Monday, March 27, 2017

Living out fantasies (and forcing you to approve)

Nora Ephron once wrote in an essay about drag queens/transvestites: They don't want to be women; they want to be 18 year old prom queens.

Which explains Brucy Baby spending 100 thousand on surgery etc to look like a prom queen, not a 70 year old grandmother.

What this is about is someone who is unhappy who thinks X will make them happy. What they chose depends on culture: Right now we have broken families, estrogen in the drinking water, and boys growing up without a decent role model.

well, guys dressing up like women is nothing new: The Emperor of Austria's younger brother used to do that, and the family, a pious strict Catholic family, just shrugged. A quirk that didn't bother anyone.

And women pretending to be men so they could study or work is nothing new either.

But it goes beyond that, of course.

via Instapundit,  the explanation by lady who "passed" as a black, and even got a job as a black that she wouldn't have gotten as her own ethnic self:



See, she’d read her grandmother’s National Geographic magazines. So she knew about blackness.
“I’d stir the water from the hose into the earth … and make thin, soupy mud, which I would then rub on my hands, arms, feet, and legs,” Dolezal writes.
“I would pretend to be a dark-skinned princess in the Sahara Desert or one of the Bantu women living in the Congo … imagining I was a different person living in a different place was one of the few ways … that I could escape the oppressive environment I was raised in.”

well, I don't know about "princesses" living in the Sahara desert (Hirsi Ali might have a different take on this: FGM anyone?), but I have worked with the Bantu in both east and west Africa, and they probably worked harder in gardens than she did, not to mention they would be "sold" to the highest bidder if their family needed money..

In other words, she saw a fantasy, not reality. It is the equivalent of being a Disney princess, except if you really watch the classic disney films, most of these princesses were plucky and hard working (Cinderella cleaned the fireplace and kitchen, snow white cooked and cleaned for 7 men who worked in mines).

Here in the Philippines, no one gets hot and bothered by gays or trans or whatever: we are Catholic and like the Austrian royal family, shrug and tolerate eccentricities in families.
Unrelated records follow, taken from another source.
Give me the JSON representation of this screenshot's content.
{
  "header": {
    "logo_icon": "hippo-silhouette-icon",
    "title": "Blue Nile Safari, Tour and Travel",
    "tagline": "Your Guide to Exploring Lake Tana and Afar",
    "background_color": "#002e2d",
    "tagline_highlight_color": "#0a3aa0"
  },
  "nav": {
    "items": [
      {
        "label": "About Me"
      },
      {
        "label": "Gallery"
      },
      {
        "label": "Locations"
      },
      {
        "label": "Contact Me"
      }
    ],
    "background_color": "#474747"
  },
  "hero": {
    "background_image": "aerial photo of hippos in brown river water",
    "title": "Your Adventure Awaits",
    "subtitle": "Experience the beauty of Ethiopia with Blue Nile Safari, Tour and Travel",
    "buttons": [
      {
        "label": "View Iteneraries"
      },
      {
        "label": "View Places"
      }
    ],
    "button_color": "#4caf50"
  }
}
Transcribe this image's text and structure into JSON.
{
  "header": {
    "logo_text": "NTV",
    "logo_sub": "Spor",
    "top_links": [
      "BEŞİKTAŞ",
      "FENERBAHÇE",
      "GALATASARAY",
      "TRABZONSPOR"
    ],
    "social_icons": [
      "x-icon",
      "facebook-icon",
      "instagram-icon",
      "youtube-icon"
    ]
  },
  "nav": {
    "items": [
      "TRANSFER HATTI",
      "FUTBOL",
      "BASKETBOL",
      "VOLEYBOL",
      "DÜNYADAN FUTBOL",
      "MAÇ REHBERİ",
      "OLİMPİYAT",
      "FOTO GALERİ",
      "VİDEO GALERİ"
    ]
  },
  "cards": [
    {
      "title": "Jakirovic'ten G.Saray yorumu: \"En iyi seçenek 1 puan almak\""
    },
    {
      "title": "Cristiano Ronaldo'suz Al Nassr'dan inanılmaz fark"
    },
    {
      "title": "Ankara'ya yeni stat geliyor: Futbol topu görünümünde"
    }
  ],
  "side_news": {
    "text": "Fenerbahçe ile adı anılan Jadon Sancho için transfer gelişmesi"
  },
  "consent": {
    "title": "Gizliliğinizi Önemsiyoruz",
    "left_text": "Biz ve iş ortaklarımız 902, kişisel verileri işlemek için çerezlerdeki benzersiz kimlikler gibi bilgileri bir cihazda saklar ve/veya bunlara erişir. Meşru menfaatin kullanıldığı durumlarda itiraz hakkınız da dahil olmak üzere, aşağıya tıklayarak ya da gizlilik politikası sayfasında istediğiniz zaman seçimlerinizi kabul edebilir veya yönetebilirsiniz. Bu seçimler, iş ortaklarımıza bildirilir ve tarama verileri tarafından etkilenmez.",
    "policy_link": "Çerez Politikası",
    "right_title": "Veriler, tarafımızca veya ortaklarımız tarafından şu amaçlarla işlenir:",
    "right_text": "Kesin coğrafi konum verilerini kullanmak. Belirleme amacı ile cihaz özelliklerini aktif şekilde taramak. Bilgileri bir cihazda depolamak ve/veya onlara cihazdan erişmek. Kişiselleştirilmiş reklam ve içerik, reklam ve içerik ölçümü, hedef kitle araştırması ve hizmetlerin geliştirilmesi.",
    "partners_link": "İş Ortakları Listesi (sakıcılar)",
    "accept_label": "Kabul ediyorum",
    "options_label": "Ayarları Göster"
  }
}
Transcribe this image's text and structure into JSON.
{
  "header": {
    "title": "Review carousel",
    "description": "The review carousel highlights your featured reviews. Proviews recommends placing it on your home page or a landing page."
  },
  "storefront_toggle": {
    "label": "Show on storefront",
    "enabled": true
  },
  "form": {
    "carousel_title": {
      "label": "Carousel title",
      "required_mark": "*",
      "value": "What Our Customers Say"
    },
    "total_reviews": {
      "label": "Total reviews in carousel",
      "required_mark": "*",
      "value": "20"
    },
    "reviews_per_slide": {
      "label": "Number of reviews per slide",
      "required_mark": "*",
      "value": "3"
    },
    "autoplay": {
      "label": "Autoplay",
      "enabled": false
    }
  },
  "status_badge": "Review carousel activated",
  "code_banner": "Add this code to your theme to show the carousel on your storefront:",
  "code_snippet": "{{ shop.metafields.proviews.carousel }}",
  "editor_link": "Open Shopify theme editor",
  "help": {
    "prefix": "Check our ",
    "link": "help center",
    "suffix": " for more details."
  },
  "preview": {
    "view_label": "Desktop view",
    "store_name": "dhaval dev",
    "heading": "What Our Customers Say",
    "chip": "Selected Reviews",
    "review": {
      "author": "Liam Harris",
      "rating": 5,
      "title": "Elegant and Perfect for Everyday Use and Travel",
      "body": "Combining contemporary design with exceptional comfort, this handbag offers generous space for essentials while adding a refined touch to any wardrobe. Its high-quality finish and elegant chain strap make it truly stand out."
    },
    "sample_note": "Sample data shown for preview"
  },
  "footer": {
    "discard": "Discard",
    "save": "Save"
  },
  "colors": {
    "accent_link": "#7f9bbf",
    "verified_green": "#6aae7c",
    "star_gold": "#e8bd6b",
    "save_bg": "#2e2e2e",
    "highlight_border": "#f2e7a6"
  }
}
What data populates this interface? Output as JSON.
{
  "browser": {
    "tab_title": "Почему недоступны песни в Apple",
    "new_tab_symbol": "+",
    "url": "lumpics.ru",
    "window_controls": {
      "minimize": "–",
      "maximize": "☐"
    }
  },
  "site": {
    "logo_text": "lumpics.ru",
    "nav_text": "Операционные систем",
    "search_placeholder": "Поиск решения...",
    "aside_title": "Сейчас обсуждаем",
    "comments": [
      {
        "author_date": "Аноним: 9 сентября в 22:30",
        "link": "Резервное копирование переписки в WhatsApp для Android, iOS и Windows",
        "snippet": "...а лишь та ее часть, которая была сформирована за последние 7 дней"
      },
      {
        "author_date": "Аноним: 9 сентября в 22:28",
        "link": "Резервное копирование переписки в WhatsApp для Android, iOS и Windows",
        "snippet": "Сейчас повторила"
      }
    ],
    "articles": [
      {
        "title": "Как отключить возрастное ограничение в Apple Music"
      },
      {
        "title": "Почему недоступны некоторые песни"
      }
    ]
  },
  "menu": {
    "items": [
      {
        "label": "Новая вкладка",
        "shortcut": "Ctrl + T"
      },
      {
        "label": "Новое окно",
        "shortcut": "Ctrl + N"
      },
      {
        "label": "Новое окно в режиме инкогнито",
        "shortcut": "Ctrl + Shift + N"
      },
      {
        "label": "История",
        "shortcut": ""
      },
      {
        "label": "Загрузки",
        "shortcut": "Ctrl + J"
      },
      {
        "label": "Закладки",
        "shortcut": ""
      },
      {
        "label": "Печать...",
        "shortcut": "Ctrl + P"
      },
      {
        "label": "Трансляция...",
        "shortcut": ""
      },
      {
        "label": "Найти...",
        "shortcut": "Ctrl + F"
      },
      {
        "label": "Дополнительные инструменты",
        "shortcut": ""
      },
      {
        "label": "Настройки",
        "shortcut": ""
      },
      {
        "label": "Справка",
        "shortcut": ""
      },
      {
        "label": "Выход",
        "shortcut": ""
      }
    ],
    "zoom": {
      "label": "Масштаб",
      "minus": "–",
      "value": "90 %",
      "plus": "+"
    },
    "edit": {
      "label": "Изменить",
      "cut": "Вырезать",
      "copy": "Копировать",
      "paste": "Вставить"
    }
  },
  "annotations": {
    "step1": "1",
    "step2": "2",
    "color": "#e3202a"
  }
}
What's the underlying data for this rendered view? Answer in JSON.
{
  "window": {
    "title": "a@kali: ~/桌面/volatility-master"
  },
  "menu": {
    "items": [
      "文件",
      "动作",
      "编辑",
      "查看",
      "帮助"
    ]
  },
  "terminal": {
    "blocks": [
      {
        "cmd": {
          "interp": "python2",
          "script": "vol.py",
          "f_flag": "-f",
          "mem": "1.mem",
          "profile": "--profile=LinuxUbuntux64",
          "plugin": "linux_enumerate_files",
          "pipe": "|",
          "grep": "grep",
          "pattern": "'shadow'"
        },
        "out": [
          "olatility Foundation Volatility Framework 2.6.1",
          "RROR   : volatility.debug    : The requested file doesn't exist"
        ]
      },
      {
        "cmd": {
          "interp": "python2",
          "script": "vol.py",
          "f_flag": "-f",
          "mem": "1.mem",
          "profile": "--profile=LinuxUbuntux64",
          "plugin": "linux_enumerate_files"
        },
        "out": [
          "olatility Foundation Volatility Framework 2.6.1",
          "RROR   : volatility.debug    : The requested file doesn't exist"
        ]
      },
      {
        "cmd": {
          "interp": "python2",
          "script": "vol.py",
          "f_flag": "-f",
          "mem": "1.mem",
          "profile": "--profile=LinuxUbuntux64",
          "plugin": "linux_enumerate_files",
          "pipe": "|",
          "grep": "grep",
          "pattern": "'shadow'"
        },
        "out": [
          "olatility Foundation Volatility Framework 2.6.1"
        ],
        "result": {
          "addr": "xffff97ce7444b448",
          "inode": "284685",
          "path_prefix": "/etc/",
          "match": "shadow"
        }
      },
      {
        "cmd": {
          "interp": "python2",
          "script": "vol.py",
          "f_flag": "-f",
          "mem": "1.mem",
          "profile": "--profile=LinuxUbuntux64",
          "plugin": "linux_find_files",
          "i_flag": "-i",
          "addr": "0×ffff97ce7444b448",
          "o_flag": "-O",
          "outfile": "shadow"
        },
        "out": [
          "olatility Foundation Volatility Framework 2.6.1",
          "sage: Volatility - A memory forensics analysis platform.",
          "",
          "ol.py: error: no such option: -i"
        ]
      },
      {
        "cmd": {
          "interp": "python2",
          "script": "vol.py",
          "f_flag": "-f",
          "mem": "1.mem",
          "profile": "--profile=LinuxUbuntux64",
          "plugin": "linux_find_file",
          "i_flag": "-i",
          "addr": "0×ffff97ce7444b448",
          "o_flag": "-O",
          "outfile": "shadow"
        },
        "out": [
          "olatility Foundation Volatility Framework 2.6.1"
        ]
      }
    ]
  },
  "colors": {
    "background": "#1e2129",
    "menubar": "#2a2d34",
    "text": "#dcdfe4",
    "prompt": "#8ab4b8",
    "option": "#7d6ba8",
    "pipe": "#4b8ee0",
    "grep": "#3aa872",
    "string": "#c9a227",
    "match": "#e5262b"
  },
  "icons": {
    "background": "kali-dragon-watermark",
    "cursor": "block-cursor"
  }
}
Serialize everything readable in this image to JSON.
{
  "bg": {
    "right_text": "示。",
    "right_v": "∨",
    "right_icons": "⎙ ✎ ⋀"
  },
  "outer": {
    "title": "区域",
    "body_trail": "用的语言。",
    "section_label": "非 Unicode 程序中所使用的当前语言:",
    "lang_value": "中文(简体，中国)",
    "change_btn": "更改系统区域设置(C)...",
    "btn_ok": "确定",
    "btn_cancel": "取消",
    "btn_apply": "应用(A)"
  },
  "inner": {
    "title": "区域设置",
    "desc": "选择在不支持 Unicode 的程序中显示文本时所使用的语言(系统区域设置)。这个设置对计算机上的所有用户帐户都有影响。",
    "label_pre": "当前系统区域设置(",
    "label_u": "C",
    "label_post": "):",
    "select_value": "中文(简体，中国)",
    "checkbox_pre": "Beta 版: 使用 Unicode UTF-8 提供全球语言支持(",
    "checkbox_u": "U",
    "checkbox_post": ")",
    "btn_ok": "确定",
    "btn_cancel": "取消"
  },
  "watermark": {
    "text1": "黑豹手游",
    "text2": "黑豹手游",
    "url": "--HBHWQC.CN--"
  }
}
But saying such things are good and normal and using lawsuits to push others to say such things are good and normal is not quite th same thing.

if you are rich, you can do anything you want to: but insisting that others go along with your fantasy is something different.

If you have man parts you don't belong in a women's bathroom or locker room. By doing so, you are impinging on these women's right to privacy.

If you think you are black, fine: But you don't take a job away from a real black person who suffered real discrimination, not imaginary discrimination. In other words you harmed someone else by doing this.

And if you "think" your grandmother might be Native American, fine. But you shouldn't use Indian preference to get a job (that allows you to get a job over someone more qualified but of the wrong ethnic group, or maybe using this to steal the job from someone who grew up in the third world like poverty on "the res"...you know, the ones for which the law was passed to help) unless they check you CDIB card to prove it.

the old saying was I don't care what you do as long as you don't upset the horses. Eccentric people are that: eccentric. But forcing someone to pretend white is black and black is white is beyond charity and acceptance for an individual.

And when your fantasy impinges on the rights of others to privacy or to a job, then maybe someone should say: Wait a minute that's not right.